Pre-funding mandate masks USPS 2013 profit

WASHINGTON, D.C. (Nov. 20, 2013) — The U.S. Postal Service on Friday announced its year-end results for Fiscal Year 2013, citing a loss of $5 billion. Two major postal unions were the first to point out that the Postal Service actually made a profit on its operations.

“Headlines across the country are shouting that the USPS lost billions of dollars again this year, but that’s a fallacy,” said American Postal Workers Union President Mark Dimondstein. “If it weren’t for the congressional mandate to pre-fund health benefits for future retirees, the USPS would have shown a surplus of $600 million.”

Fredric Rolando, president of the National Association of Letter Carriers added, “This mandate — a political requirement placed on no other agency or company in the country — cost $5.6 billion.”

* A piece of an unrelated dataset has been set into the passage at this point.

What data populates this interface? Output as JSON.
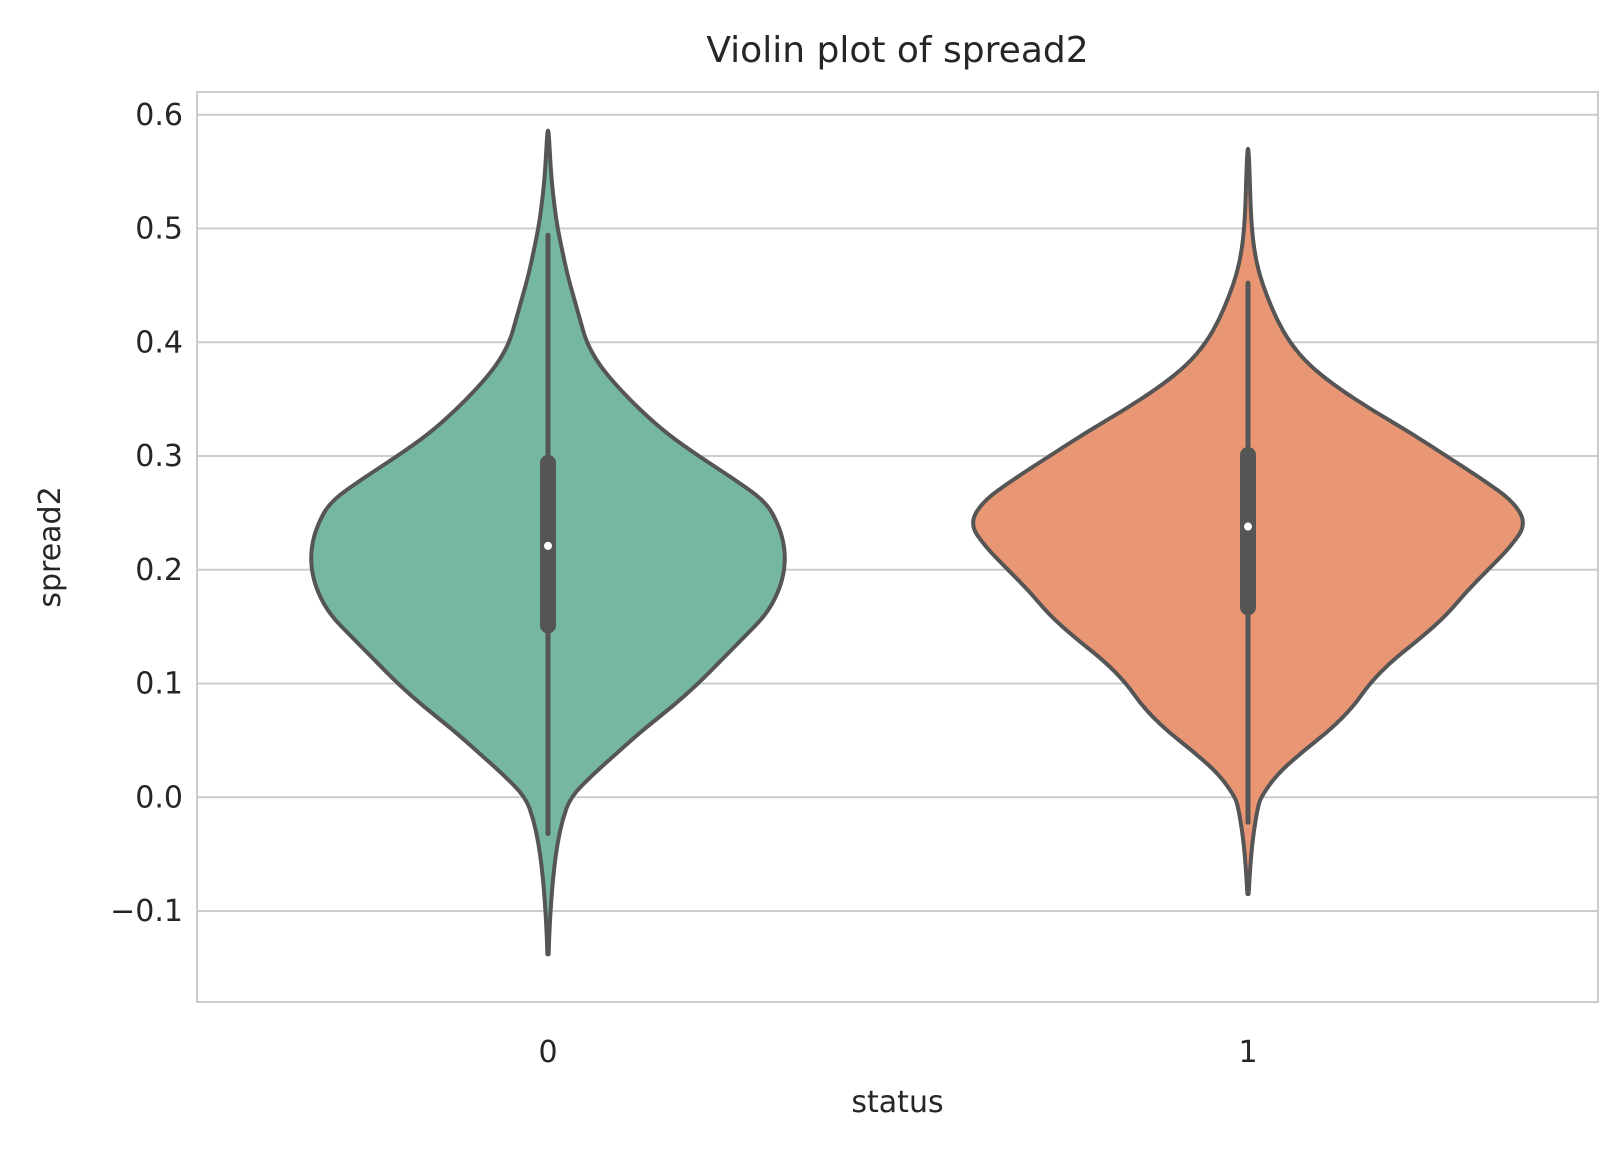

Now it’s time for Congress to set aside bills that focus on cutting service and attacking the pay and benefits of postal workers instead of addressing the real cause of the crisis: the 2006 pre-funding mandate.

The Postal Service is positioned for a strong comeback if lawmakers act sensibly—by addressing the pre-funding fiasco that created an artificial financial crisis, and by freeing the Postal Service to use its universal retail and delivery networks to innovate and grow.

The Postal Service has used its financial crisis to justify service changes which have affected Washington residents. The closure of mail processing in Everett, Olympia and Pasco earlier this year have brought reports of delayed mail. The Postal Service plans to shutter mail processing in Tacoma and Wenatchee in February 2014, and officially switch to a slower delivery schedule for first-class mail. Rural post offices throughout the state are seeing drastic cuts in lobby hours, and urban patrons have seen postal stations moved from downtown to less convenient areas, as occurred in Redmond, and is planned for Bellevue and Wenatchee.

The official Postal Service release highlighted “revenue growth and record productivity,” but continued the call for service cuts for patrons and benefit cuts for employees.

“The USPS is suffering from a manufactured crisis,” Dimondstein said. “But the fallout of the artificial crisis is real.”

Service has declined dramatically — mail takes days longer to arrive, carriers are delivering mail in the dark, lines at post offices are out the door — and good, union postal jobs are disappearing. The solution is clear: Congress must repeal the pre-funding mandate and allow the Postal Service to develop new services that will provide new revenue.

Dimondstein added, “Unfortunately, there are some in Congress who want the Postal Service to fail. They are eager to privatize it.”

David Yao contributed to this report.